小学校低学年あたりで教えられ、それ以降使った覚えがない謎の単位。
微分方程式、行列、2次曲線…
時代の変遷とともに学習指導要領から消えていった項目は数知れず。
にも関わらず、残り続ける令和の怪物。
これは大きな陰謀が渦巻いているに違いない。とワタシは踏んでいる。
巨大企業デシリットルコンツェルンとかあるんだ。
政治家とつるんで、お主も悪よのう、グフフ、ゲヘヘ、とかやってるんだ。
吉宗様こいつらです。
世界デシリットル協会と言う巨大な組織が、各国の政府に圧力をかけているんだ。
アメリカが、インチとかヤードとか、アホみたいな単位を使い続けているのは、デシリットルの脅威と戦い続けているからなんだ。
さすが世界の警察。
日本も同盟国として、共にこの巨悪と戦わなければならない。
尺貫法の復活を急がねばならない。
それにしても、敵はなかなか尻尾を掴ませない。さすが巨悪。
誰を問い詰めても、『ハァ?(笑)』とはぐらかして決して繋がりを吐こうとしない。何とも口と結束が固い。

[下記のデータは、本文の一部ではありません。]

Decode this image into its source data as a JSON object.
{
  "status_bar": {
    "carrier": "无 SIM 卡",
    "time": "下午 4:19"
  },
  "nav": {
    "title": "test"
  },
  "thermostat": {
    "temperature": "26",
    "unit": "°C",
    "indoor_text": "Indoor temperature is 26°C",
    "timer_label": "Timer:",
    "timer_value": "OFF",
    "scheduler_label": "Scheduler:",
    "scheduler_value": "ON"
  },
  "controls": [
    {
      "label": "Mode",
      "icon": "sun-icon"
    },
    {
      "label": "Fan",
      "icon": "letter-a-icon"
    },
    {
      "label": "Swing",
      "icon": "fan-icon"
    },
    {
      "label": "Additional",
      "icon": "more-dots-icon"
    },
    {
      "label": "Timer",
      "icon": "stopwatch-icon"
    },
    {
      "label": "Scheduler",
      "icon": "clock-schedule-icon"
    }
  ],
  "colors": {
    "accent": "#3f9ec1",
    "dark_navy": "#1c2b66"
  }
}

…これは、むしろ対抗する組織を立ち上げたほうがいいかもしれない。
こちらの存在が無視できないほど大きくなれば、敵から接触してくるだろう。
敵が【弟子リットル】なら、【師匠リットル】はどうだ?
1師匠リットル=10リットルだ。
敵が大いに動揺する姿が目に見えるようだ、ククク。
師匠リットル、早速小学校の教科書に加えよう。そうしよう。
それにより、アメリカと共に戦う意思を表明するのだ。
…大統領、感動して泣いちゃうかもしれないな。
日米同盟、超強力になっちゃうな。
他の国からも感謝されちゃうな。
…中国とか、パンダ100匹くらいくれるかもしれないな。
動物園のキャパ、大丈夫かな?
…エッフェル塔とか貰ってもな。耐震基準満たしてるのかなアレ。
これはやることがいっぱいだな。気を引き締めて行かなければならない。
「…てことで、
どうよ?俺の所信表明演説?」
「総理、仕事してください。」
おしまい。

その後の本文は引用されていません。